The BioGateway Layout Style
The BioGateway Cytoscape App contains a layout style for the different types of nodes and edges. This layout style is intended to ease the identification of each element in the current network. By default, the BioGateway layout will be automatically applied. If this is not the case, the user can reset the layout style by navigating to the BioGateway Tab in the Cytoscape Control Panel and clicking the Reset Layout Style button. Next, navigate to the Style Tab in the Cytoscape Control Panel, click on the dropdown menu containing the different preloaded styles and select BioGateway.
There are four layout styles for the nodes. These are:
- Genes: represented by yellow ovals.
- Proteins: represented by blue rounded rectangles.
- Gene Ontology terms: represented by white diamonds.
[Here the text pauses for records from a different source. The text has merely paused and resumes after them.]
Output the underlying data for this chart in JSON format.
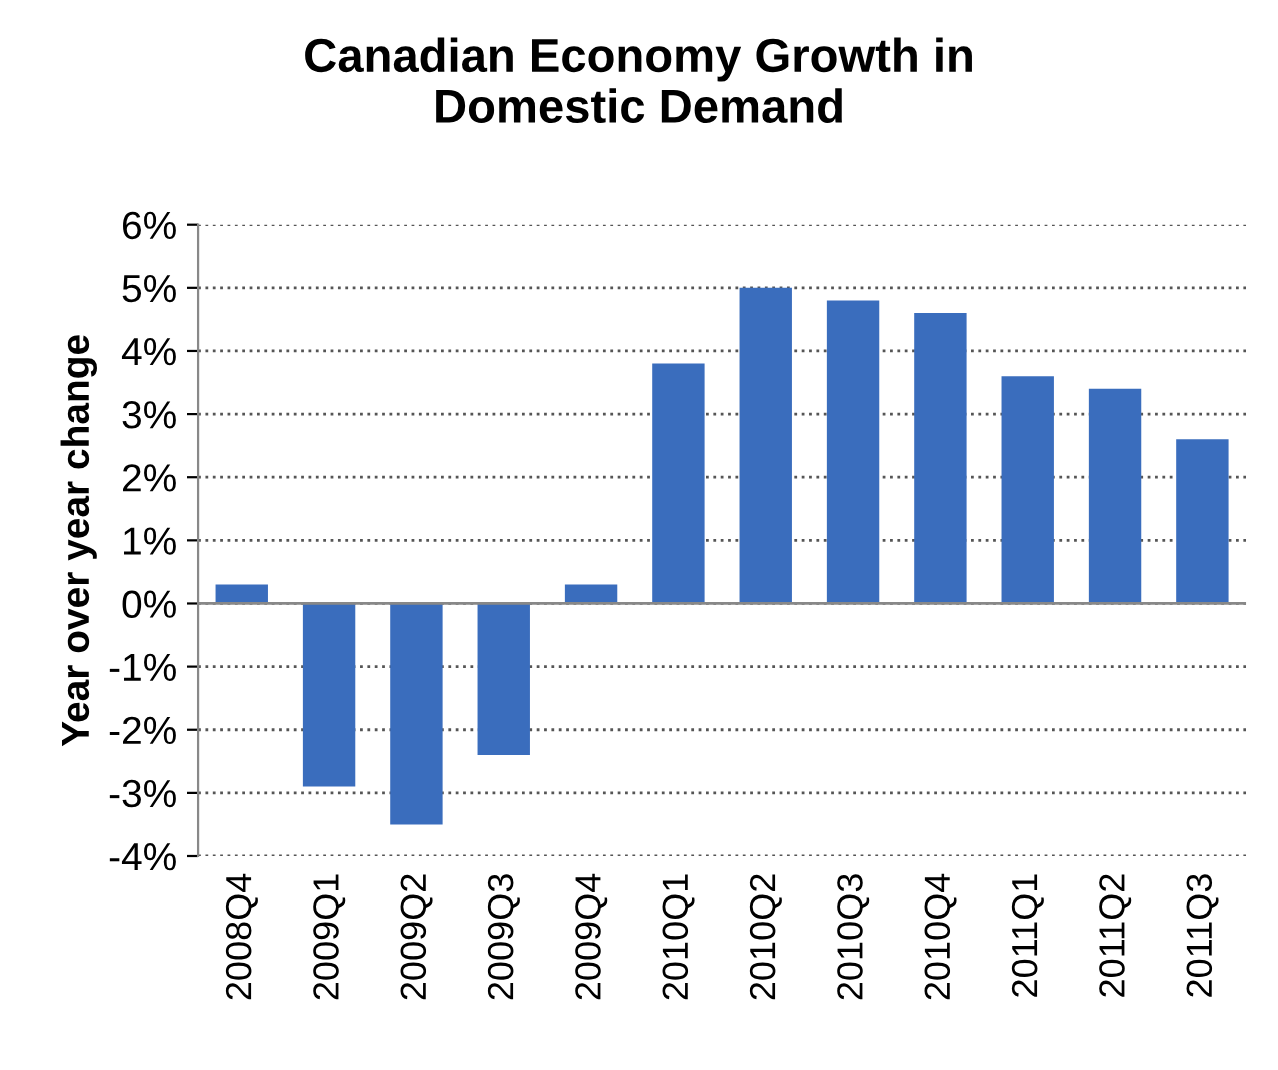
{
  "chart_data": {
    "type": "bar",
    "title": "Canadian Economy Growth in\nDomestic Demand",
    "ylabel": "Year over year change",
    "categories": [
      "2008Q4",
      "2009Q1",
      "2009Q2",
      "2009Q3",
      "2009Q4",
      "2010Q1",
      "2010Q2",
      "2010Q3",
      "2010Q4",
      "2011Q1",
      "2011Q2",
      "2011Q3"
    ],
    "values": [
      0.3,
      -2.9,
      -3.5,
      -2.4,
      0.3,
      3.8,
      5.0,
      4.8,
      4.6,
      3.6,
      3.4,
      2.6
    ],
    "color": "#3a6dbd",
    "ylim": [
      -4,
      6
    ],
    "yticks": [
      {
        "value": -4,
        "label": "-4%"
      },
      {
        "value": -3,
        "label": "-3%"
      },
      {
        "value": -2,
        "label": "-2%"
      },
      {
        "value": -1,
        "label": "-1%"
      },
      {
        "value": 0,
        "label": "0%"
      },
      {
        "value": 1,
        "label": "1%"
      },
      {
        "value": 2,
        "label": "2%"
      },
      {
        "value": 3,
        "label": "3%"
      },
      {
        "value": 4,
        "label": "4%"
      },
      {
        "value": 5,
        "label": "5%"
      },
      {
        "value": 6,
        "label": "6%"
      }
    ],
    "grid": "y"
  }
}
- Diseases, and other nodes: represented by white circles.
The different layout possibilities for the edges in BioGateway are:
- Protein-Protein interactions: represented by green, dashed bidirectional arrows. These edges connect two protein nodes.
- Transcription Factor – Target Gene interactions: represented by green, solid unidirectional arrows. This type of edge connects a Protein to a Gene.
- Encoded by: represented by blue, dotted unidirectional arrows. These edges connect a Gene node to a Protein node, representing that Gene A is encoding for Protein B.
- Gene Ontology annotations: represented by dashed, black, unidirectional arrows. This type of edge connects a Protein to a Gene Ontology term.
- Disease annotations: represented by black, dashed unidirectional arrows. These edges connect a Protein to a Disease node.
- Rest of edges: all the other edges are represented by a gray, solid, unidirectional arrow.
Changing the Font Size in the Query Builder
Depending on the size of the used screen, the Query Builder window can take up a lot of space. To aid the rearrangement of the window, the users can select the font size that will be displayed in the Query Builder.
By default, the font size is set to 12. To change it, simply navigate to the BioGateway tab in the Cytoscape Control Panel and set the desired value.